I wish I could have been your father, he had said, and he had meant it.
He wondered if he would ever see her again.
He straightened in his seat, looking down the aisle past the slouched forms of the sleepers to where the driver hunched over the steering wheel, eyes on the road. In the bright glare of the headlights, the highway was an endless concrete ribbon unrolling out of the black. Morning was still far away; it was time to sleep.

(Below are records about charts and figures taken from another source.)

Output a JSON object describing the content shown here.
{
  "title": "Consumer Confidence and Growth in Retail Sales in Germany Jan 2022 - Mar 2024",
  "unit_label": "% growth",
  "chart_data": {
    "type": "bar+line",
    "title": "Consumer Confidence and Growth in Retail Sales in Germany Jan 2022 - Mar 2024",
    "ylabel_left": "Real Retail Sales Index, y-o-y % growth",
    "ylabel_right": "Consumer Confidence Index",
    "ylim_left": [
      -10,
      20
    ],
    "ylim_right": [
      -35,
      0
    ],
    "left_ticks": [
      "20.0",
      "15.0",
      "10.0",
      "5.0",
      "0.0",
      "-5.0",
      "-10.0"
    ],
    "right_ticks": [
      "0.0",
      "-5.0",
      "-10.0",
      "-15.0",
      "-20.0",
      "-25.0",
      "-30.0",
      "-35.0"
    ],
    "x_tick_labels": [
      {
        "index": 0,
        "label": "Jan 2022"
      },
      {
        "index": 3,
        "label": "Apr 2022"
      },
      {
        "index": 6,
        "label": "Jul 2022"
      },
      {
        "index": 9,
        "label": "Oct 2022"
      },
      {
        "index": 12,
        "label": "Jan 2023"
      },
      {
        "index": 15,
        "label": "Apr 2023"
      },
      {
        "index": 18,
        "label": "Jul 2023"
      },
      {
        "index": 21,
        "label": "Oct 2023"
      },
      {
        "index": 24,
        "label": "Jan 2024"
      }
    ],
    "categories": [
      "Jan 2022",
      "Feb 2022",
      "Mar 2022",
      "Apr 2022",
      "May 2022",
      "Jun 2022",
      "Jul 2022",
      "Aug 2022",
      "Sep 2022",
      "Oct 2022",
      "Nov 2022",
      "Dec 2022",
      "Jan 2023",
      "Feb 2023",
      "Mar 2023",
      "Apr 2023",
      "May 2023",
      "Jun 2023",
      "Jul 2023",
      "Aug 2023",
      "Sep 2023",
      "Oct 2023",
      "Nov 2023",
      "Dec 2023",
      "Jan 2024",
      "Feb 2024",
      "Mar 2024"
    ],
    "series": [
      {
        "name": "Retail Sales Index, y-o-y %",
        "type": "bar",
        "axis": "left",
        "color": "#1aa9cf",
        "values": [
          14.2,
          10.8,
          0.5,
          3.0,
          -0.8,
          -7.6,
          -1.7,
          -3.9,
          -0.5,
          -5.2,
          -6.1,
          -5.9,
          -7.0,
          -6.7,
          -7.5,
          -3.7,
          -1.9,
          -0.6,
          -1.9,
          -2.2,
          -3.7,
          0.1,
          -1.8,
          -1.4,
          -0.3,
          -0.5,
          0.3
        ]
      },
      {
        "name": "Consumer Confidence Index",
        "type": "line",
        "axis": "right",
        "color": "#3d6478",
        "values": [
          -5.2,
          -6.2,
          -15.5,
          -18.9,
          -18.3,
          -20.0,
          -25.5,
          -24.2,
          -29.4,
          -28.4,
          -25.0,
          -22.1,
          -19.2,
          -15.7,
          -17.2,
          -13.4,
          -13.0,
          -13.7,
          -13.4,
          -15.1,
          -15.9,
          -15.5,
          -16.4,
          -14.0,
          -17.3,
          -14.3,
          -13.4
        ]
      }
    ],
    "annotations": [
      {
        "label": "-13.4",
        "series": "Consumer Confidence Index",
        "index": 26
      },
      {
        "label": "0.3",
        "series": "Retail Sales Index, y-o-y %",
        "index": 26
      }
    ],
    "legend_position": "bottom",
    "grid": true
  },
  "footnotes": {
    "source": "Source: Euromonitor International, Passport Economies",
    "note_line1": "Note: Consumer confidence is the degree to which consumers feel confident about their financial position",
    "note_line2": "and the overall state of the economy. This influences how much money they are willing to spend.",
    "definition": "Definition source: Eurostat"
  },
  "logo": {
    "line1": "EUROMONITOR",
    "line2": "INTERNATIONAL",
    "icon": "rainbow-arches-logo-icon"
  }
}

He had not slept since he had left Hopewell, and he could not put it off any longer. He shivered involuntarily at the prospect. It would be bad, he knew. It would be horrendous. He would be bereft of his magic, a night's payment for his expenditure in his battle with the maentwrog. He would be forced to run and to hide while his enemies hunted him; he would be alone and defenseless against them. Maybe they would find him this night. Maybe they would kill him. In the world of his dreams, all things were possible.
Weary and resigned, he eased his bad leg onto the padded bench and propped his body between the seat back and the bus wall. He was afraid, but he would not allow his fear to master him. He was a Knight of the Word, and he would find a way to survive.
John Ross closed his eyes, a warrior traveling through time, and drifted away to dream of a future he hoped would never be.